Generally, this option is offered to women 65 or older who have small tumors with nonaggressive cells that haven’t spread to the lymph nodes. Medically, this is described as a T1N0, where to buy generic pletal no prescription n grade 1-2 tumor. The tumors must be estrogen receptor-positive, meaning that the hormone estrogen helps fuel their growth. They also must have an adequate margin of normal tissue surrounding the tumor cut away to ensure all the cancer has been removed. Women who decide to omit radiation instead receive medication known as endocrine therapy for five years. This stops cancer cells from using hormones like estrogen to grow and spread.
“This has been the standard of care for a long time in women 65 or older. Now the debate is whether we can also omit radiation for a larger group of patients with breast cancer. For example, can we take this approach in patients younger than age 65, if patients are chosen carefully?” says Dr. Nadine Tung, director of the Cancer Risk and Prevention Program and Breast Medical Oncology at Beth Israel Deaconess Medical Center.
What does new evidence suggest?
The new evidence suggests that younger women with tumor features similar to those described above might also be able to forego radiation without raising their odds of recurrence. Instead, they would take endocrine therapy for five years.
The study involved 500 women ages 55 and older with early-stage breast cancers similar to established criteria for skipping radiation during treatment. It also allowed women to enroll if the margin of normal breast tissue removed was very thin (only 1 millimeter or larger). The analysis used an extra test on tumor cells removed during lumpectomy to confirm that they were slow-growing.
Over an average follow-up of five years, the study revealed that the rate of breast cancer recurrence in the same breast was 2.3% in women who skipped radiation after lumpectomy and took endocrine blockers instead—the same rate expected with radiation use, which was impressive, Dr. Tung says. “Most recurrences will happen within five years. If reproducible, the results could suggest a new set of criteria for avoiding radiation.”
Promising results, but daunting obstacles remain
The study’s results are considered preliminary, and further well-vetted research is needed to confirm its results. An additional barrier makes it difficult to translate these trial results to clinical practice: the reliability of the test used in the study to demonstrate that the cancers were slow-growing––called Ki67––varies, and many hospitals don’t routinely use it to assess breast tumors.

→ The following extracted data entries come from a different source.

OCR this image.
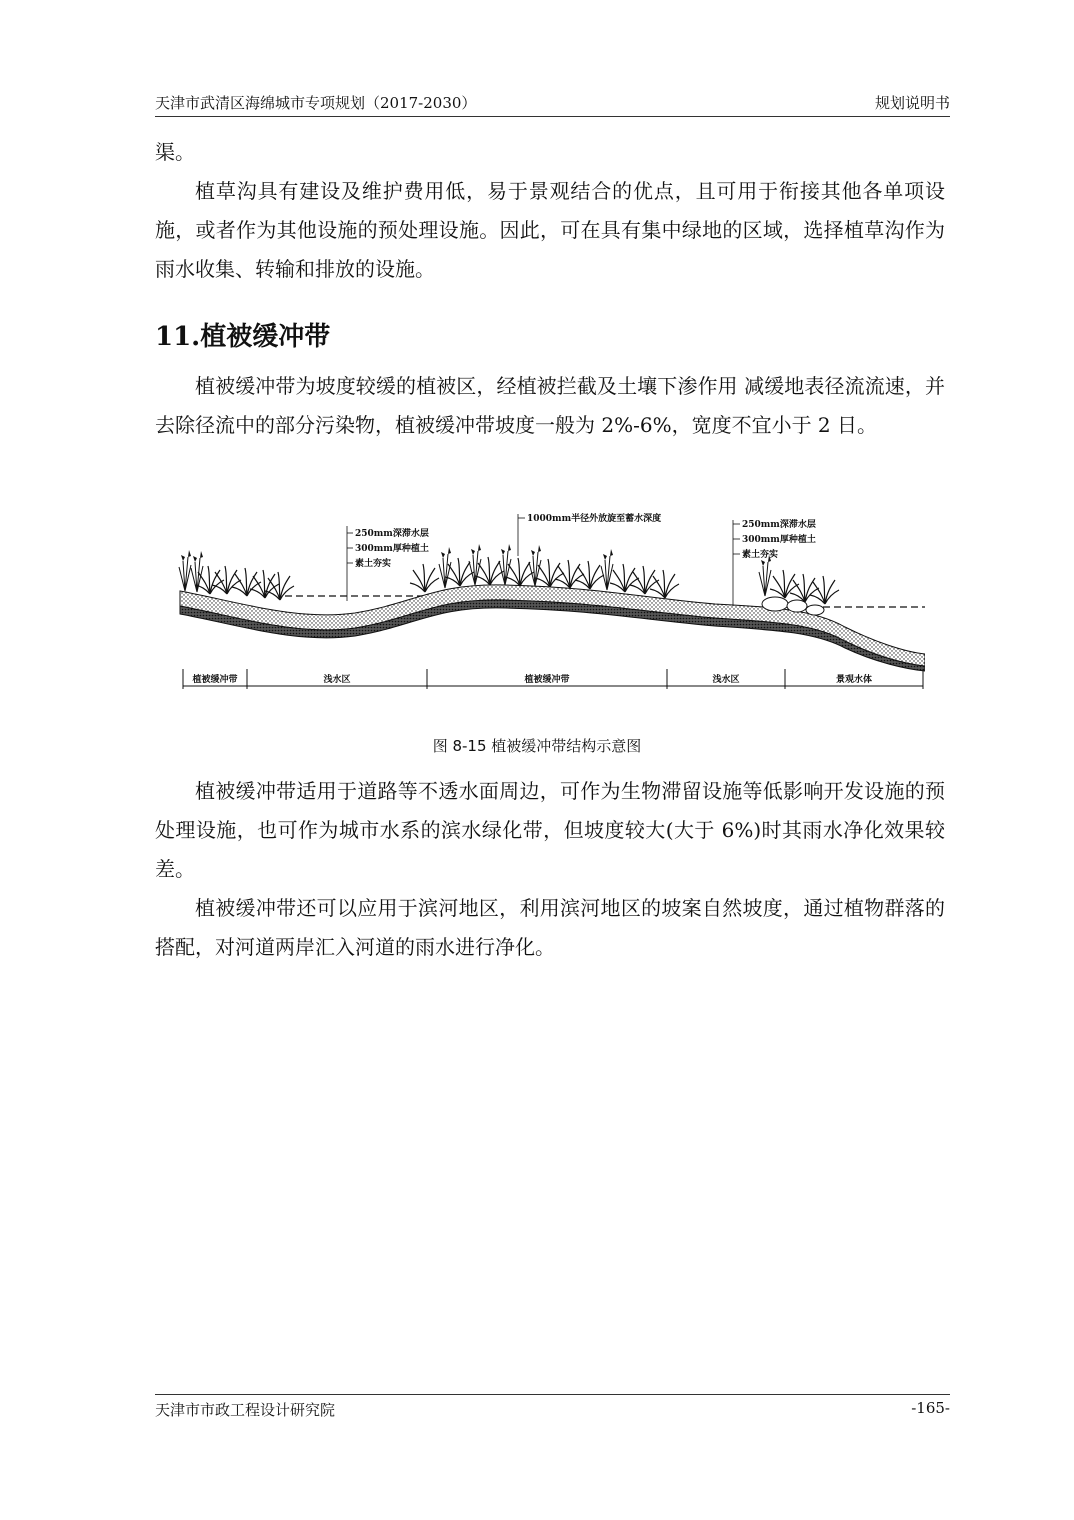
天津市武清区海绵城市专项规划（2017-2030）	规划说明书

渠。

植草沟具有建设及维护费用低，易于景观结合的优点，且可用于衔接其他各单项设施，或者作为其他设施的预处理设施。因此，可在具有集中绿地的区域，选择植草沟作为雨水收集、转输和排放的设施。

11.植被缓冲带

植被缓冲带为坡度较缓的植被区，经植被拦截及土壤下渗作用 减缓地表径流流速，并去除径流中的部分污染物，植被缓冲带坡度一般为 2%-6%，宽度不宜小于 2 日。

250mm深滞水层
300mm厚种植土
素土夯实
1000mm半径外放旋至蓄水深度
250mm深滞水层
300mm厚种植土
素土夯实
植被缓冲带	浅水区	植被缓冲带	浅水区	景观水体
图 8-15 植被缓冲带结构示意图

植被缓冲带适用于道路等不透水面周边，可作为生物滞留设施等低影响开发设施的预处理设施，也可作为城市水系的滨水绿化带，但坡度较大(大于 6%)时其雨水净化效果较差。

植被缓冲带还可以应用于滨河地区，利用滨河地区的坡案自然坡度，通过植物群落的搭配，对河道两岸汇入河道的雨水进行净化。

天津市市政工程设计研究院	-165-
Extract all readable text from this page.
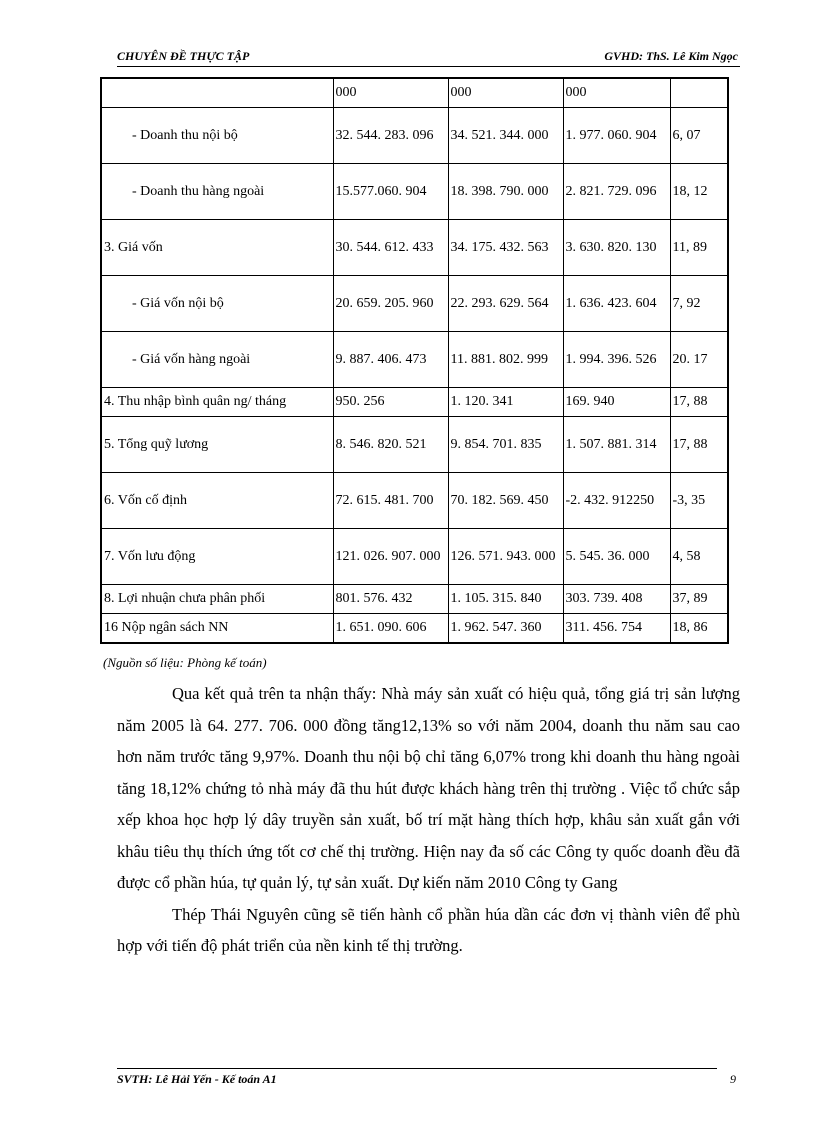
CHUYÊN ĐỀ THỰC TẬP	GVHD: ThS. Lê Kim Ngọc
	000	000	000	
- Doanh thu nội bộ	32. 544. 283. 096	34. 521. 344. 000	1. 977. 060. 904	6, 07
- Doanh thu hàng ngoài	15.577.060. 904	18. 398. 790. 000	2. 821. 729. 096	18, 12
3. Giá vốn	30. 544. 612. 433	34. 175. 432. 563	3. 630. 820. 130	11, 89
- Giá vốn nội bộ	20. 659. 205. 960	22. 293. 629. 564	1. 636. 423. 604	7, 92
- Giá vốn hàng ngoài	9. 887. 406. 473	11. 881. 802. 999	1. 994. 396. 526	20. 17
4. Thu nhập bình quân ng/ tháng	950. 256	1. 120. 341	169. 940	17, 88
5. Tổng quỹ lương	8. 546. 820. 521	9. 854. 701. 835	1. 507. 881. 314	17, 88
6. Vốn cố định	72. 615. 481. 700	70. 182. 569. 450	-2. 432. 912250	-3, 35
7. Vốn lưu động	121. 026. 907. 000	126. 571. 943. 000	5. 545. 36. 000	4, 58
8. Lợi nhuận chưa phân phối	801. 576. 432	1. 105. 315. 840	303. 739. 408	37, 89
16 Nộp ngân sách NN	1. 651. 090. 606	1. 962. 547. 360	311. 456. 754	18, 86
(Nguồn số liệu: Phòng kế toán)

Qua kết quả trên ta nhận thấy: Nhà máy sản xuất có hiệu quả, tổng giá trị sản lượng năm 2005 là 64. 277. 706. 000 đồng tăng12,13% so với năm 2004, doanh thu năm sau cao hơn năm trước tăng 9,97%. Doanh thu nội bộ chỉ tăng 6,07% trong khi doanh thu hàng ngoài tăng 18,12% chứng tỏ nhà máy đã thu hút được khách hàng trên thị trường . Việc tổ chức sắp xếp khoa học hợp lý dây truyền sản xuất, bố trí mặt hàng thích hợp, khâu sản xuất gắn với khâu tiêu thụ thích ứng tốt cơ chế thị trường. Hiện nay đa số các Công ty quốc doanh đều đã được cổ phần húa, tự quản lý, tự sản xuất. Dự kiến năm 2010 Công ty Gang

Thép Thái Nguyên cũng sẽ tiến hành cổ phần húa dần các đơn vị thành viên để phù hợp với tiến độ phát triển của nền kinh tế thị trường.

SVTH: Lê Hải Yến - Kế toán A1	9
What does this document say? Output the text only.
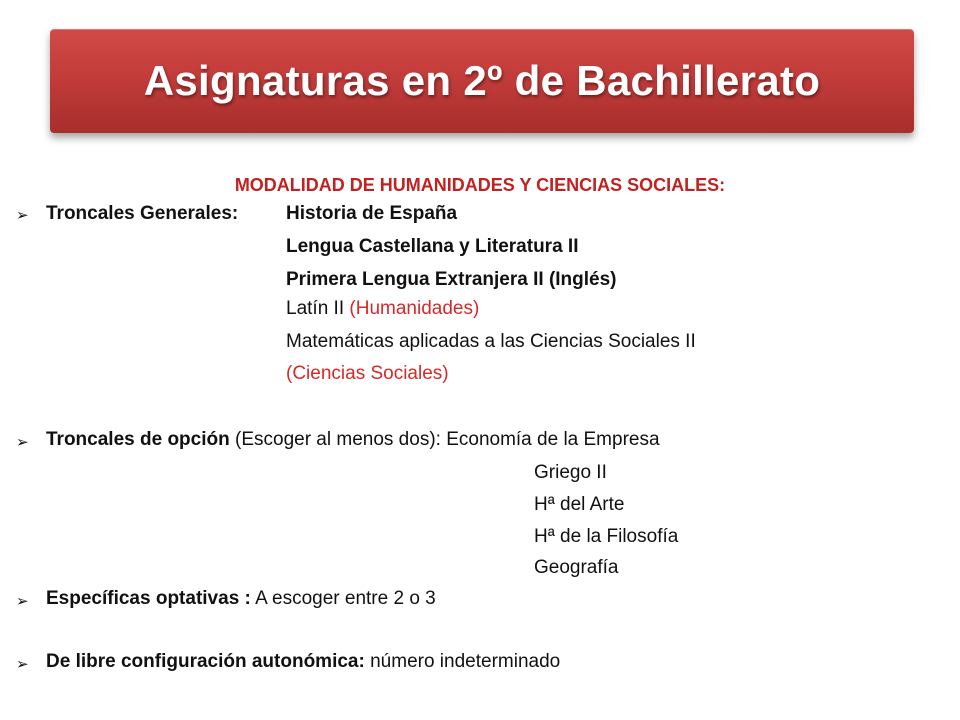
Asignaturas en 2º de Bachillerato
MODALIDAD DE HUMANIDADES Y CIENCIAS SOCIALES:
➢ Troncales Generales:	Historia de España
Lengua Castellana y Literatura II
Primera Lengua Extranjera II (Inglés)
Latín II (Humanidades)
Matemáticas aplicadas a las Ciencias Sociales II
(Ciencias Sociales)
➢ Troncales de opción (Escoger al menos dos): Economía de la Empresa
Griego II
Hª del Arte
Hª de la Filosofía
Geografía
➢ Específicas optativas : A escoger entre 2 o 3
➢ De libre configuración autonómica: número indeterminado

“It will help to assess the results of other studies omitting radiation to feel confident we have identified additional patients with invasive breast cancer for whom radiation can safely be omitted,” Dr. Tung says. “Some of these studies use molecular testing to assess features of the breast cancer, and we await those trial results as well.”
Questions to ask your cancer team
For women diagnosed with early-stage breast cancer who want to know if radiation is necessary after lumpectomy surgery, Dr. Tung suggests asking your oncology team these questions:
- Does my tumor type meet the criteria to avoid radiation therapy? If not, why? “I think many radiation oncologists aren’t usually asked this question,” Dr. Tung says.

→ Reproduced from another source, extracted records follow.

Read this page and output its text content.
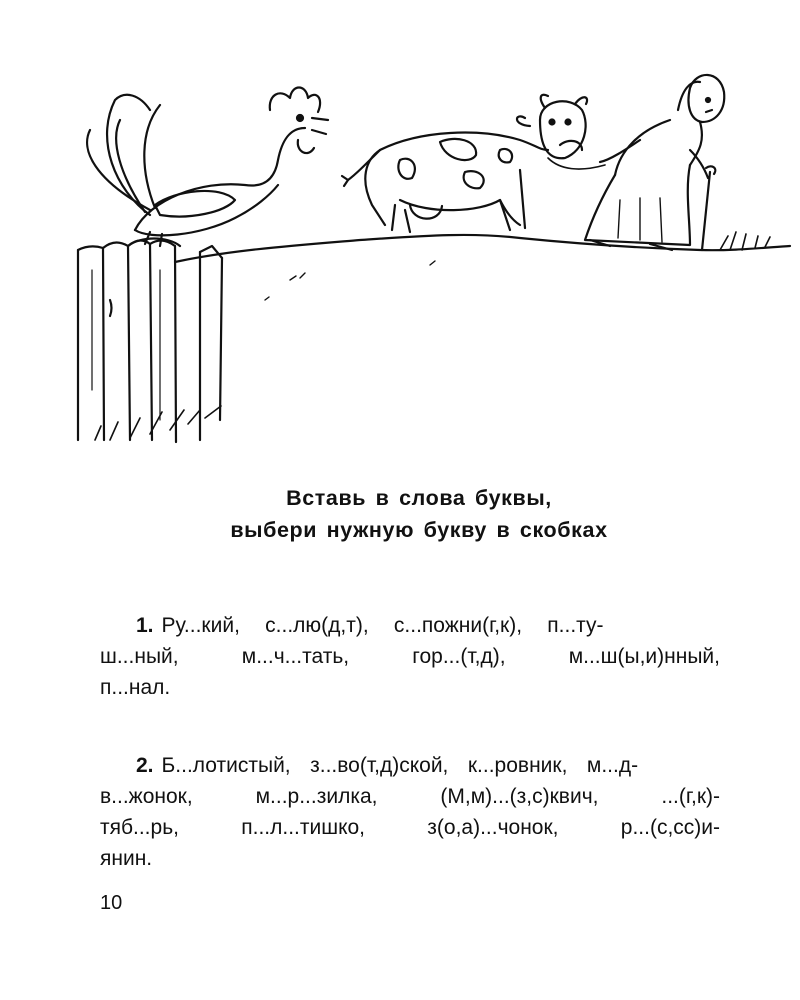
Вставь в слова буквы,
выбери нужную букву в скобках
1. Ру...кий, с...лю(д,т), с...пожни(г,к), п...ту-
ш...ный, м...ч...тать, гор...(т,д), м...ш(ы,и)нный,
п...нал.
2. Б...лотистый, з...во(т,д)ской, к...ровник, м...д-
в...жонок, м...р...зилка, (М,м)...(з,с)квич, ...(г,к)-
тяб...рь, п...л...тишко, з(о,а)...чонок, р...(с,сс)и-
янин.
10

- What are the chances my tumor will recur if I do or don’t have radiation? If you’re given the choice, it’s important to understand the difference in your odds of recurrence or cure, Dr. Tung says.
- Would I need to take medication instead of having radiation? If so, for how long, and what are the possible side effects?
- What are the possible side effects if I undergo radiation? “Radiation can cause redness, like a burn on the breast,” she explains, “and the treated breast can shrink a bit over time. Ask about both short- and long-term side effects.”